Nell’ambito della lotta alla povertà ‘qualcosa si muove’. La Gazzetta Ufficiale ieri ha annunciato che dal 2 settembre apriranno i termini per la presentazione della domanda di accesso al Sia (sostegno all’inclusione attiva), che per quanti in possesso di determinati requisiti, e disponibili a seguire progetti sociali e lavorativi personalizzati, eroga un ’assegno’ medio di 320 euro al mese, tetto massimo 400 euro, a nucleo familiare per un anno.

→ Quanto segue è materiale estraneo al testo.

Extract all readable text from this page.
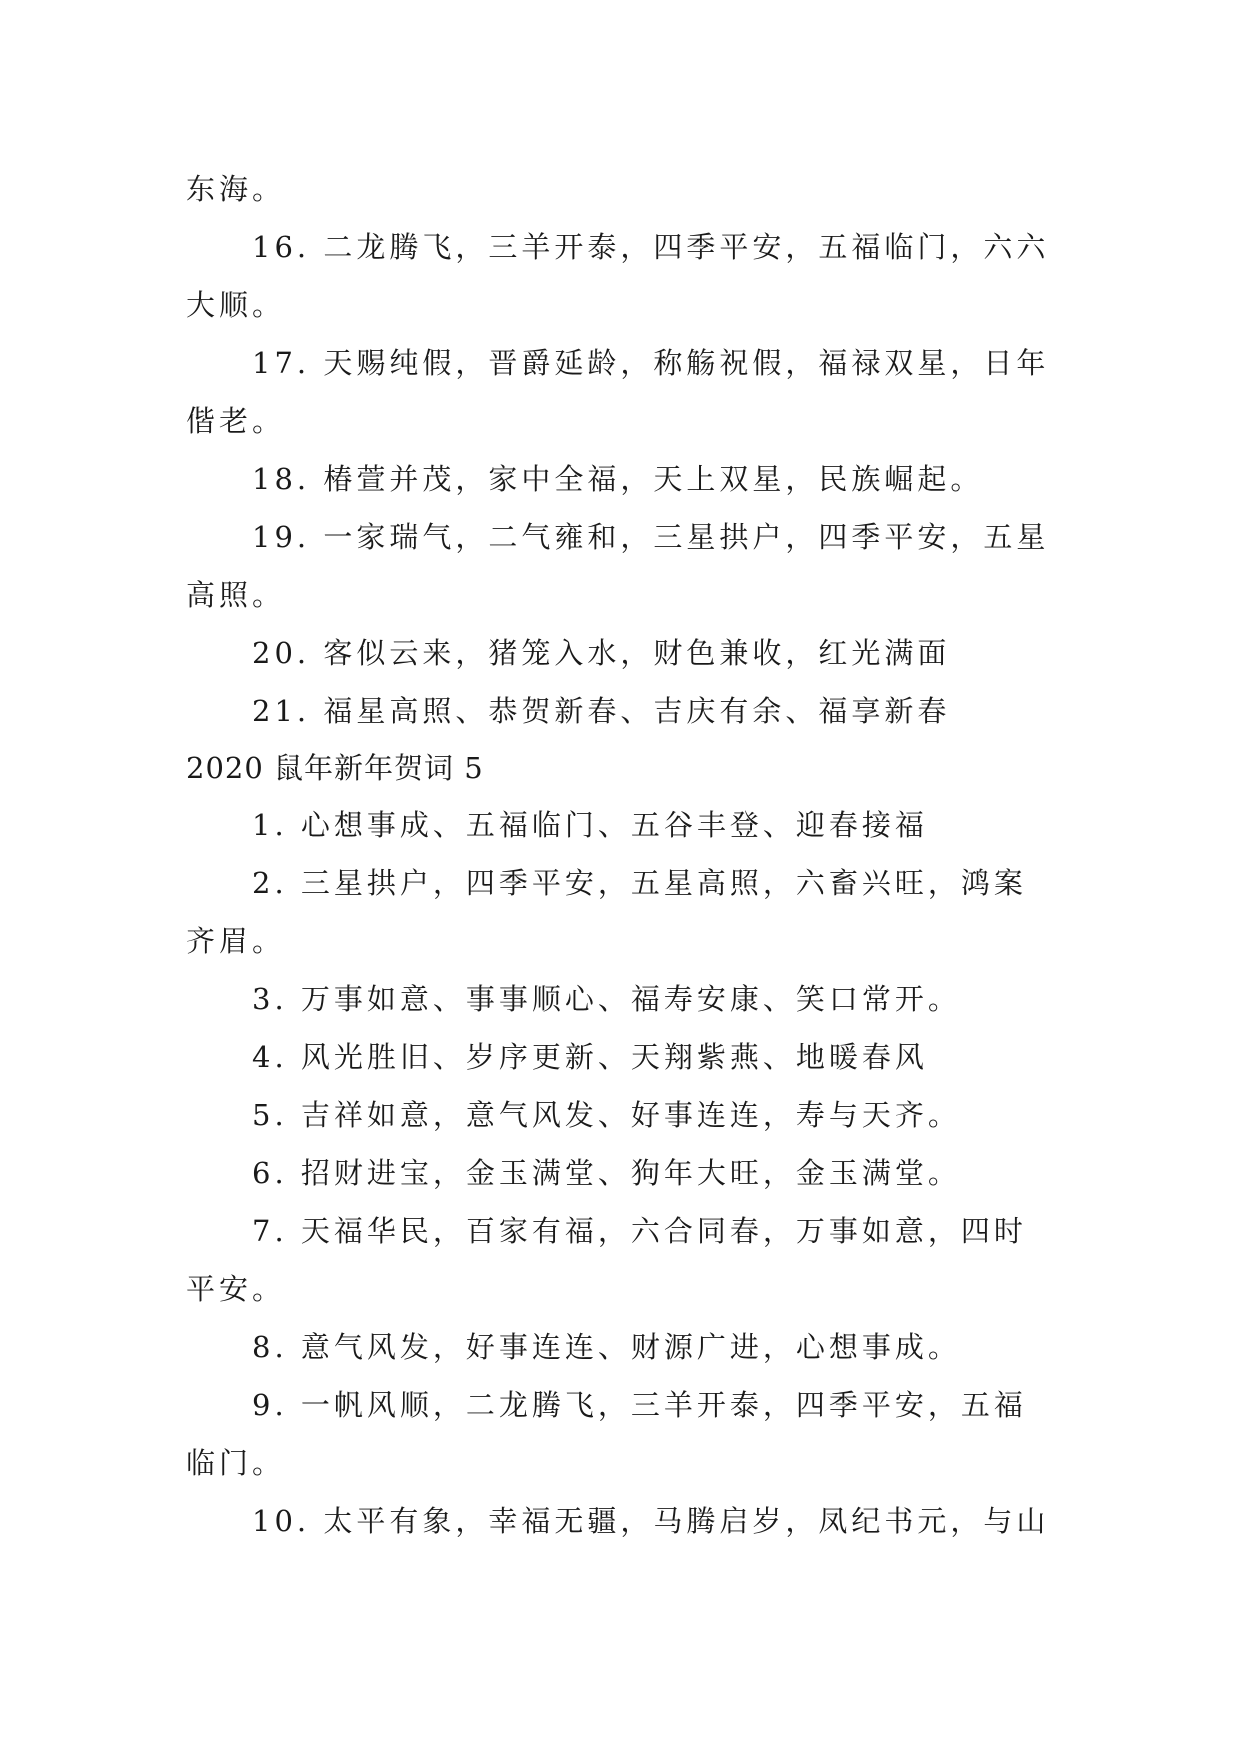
东海。
16. 二龙腾飞，三羊开泰，四季平安，五福临门，六六
大顺。
17. 天赐纯假，晋爵延龄，称觞祝假，福禄双星，日年
偕老。
18. 椿萱并茂，家中全福，天上双星，民族崛起。
19. 一家瑞气，二气雍和，三星拱户，四季平安，五星
高照。
20. 客似云来，猪笼入水，财色兼收，红光满面
21. 福星高照、恭贺新春、吉庆有余、福享新春
2020 鼠年新年贺词 5
1. 心想事成、五福临门、五谷丰登、迎春接福
2. 三星拱户，四季平安，五星高照，六畜兴旺，鸿案
齐眉。
3. 万事如意、事事顺心、福寿安康、笑口常开。
4. 风光胜旧、岁序更新、天翔紫燕、地暖春风
5. 吉祥如意，意气风发、好事连连，寿与天齐。
6. 招财进宝，金玉满堂、狗年大旺，金玉满堂。
7. 天福华民，百家有福，六合同春，万事如意，四时
平安。
8. 意气风发，好事连连、财源广进，心想事成。
9. 一帆风顺，二龙腾飞，三羊开泰，四季平安，五福
临门。
10. 太平有象，幸福无疆，马腾启岁，凤纪书元，与山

Come spiegato in conferenza stampa da Giuliano Poletti, ministro del lavoro, si tratta di “una misura ponte” anti-povertà, aspettando che l’iter parlamentare  attuativo si completi nell’ambito della legge delega di contrasto alla povertà, licenziata dalla Camera, attraverso la quale il governo intende disegnare “una lotta permanente e strutturale”. Il budget messo a disposizione dalla Sia è di circa di 750 milioni di euro ma l’obiettivo, spiega ancora Poletti, è ambizioso: raddoppiare la cifra nel 2017 e portare dal 40% del 2016 al 100% la tutela dei minori in condizione dipovertà assoluta(oggi circa 1 milione). I ‘requisiti’ prevedono famiglie con almeno un minore o un figlio disabile o una donna in stato di gravidanza con un Isee di 3mila euro. Il punteggio che dà l’accesso all’assegno ovviamente cresce con l’aumentare dei figli o se il nucleo è monogenitoriale. Tra le altre condizioni, e questo non mancherà di sollevare polemiche, anche quelle di risiedere in Italia da almeno 2 anni, di non avere lavoro o altri redditi che superino i 600 euro al mese, di non possedere un auto nuova. Ulteriori requisiti che in qualche modo andranno ad alimentare le migliaia di extracomunitari che lavorano in nero e che sono in Italia ‘soltanto’ da 2 anni. Come dicevamo, chi riceverà il sostegno dovrà obbligatoriamente seguire un progetto personalizzato di attivazione sociale e lavorativa che viene costruito insieme al nucleo familiare per migliorare le competenze e potenziare l’occupabilità dei soggetti coinvolti. Senza questo impegno o a fronte di una ripetuta violazione del patto o di comportamenti inconciliabili con gli obiettivi, i Comuni possono stabilire la revoca o l’esclusione dal beneficio.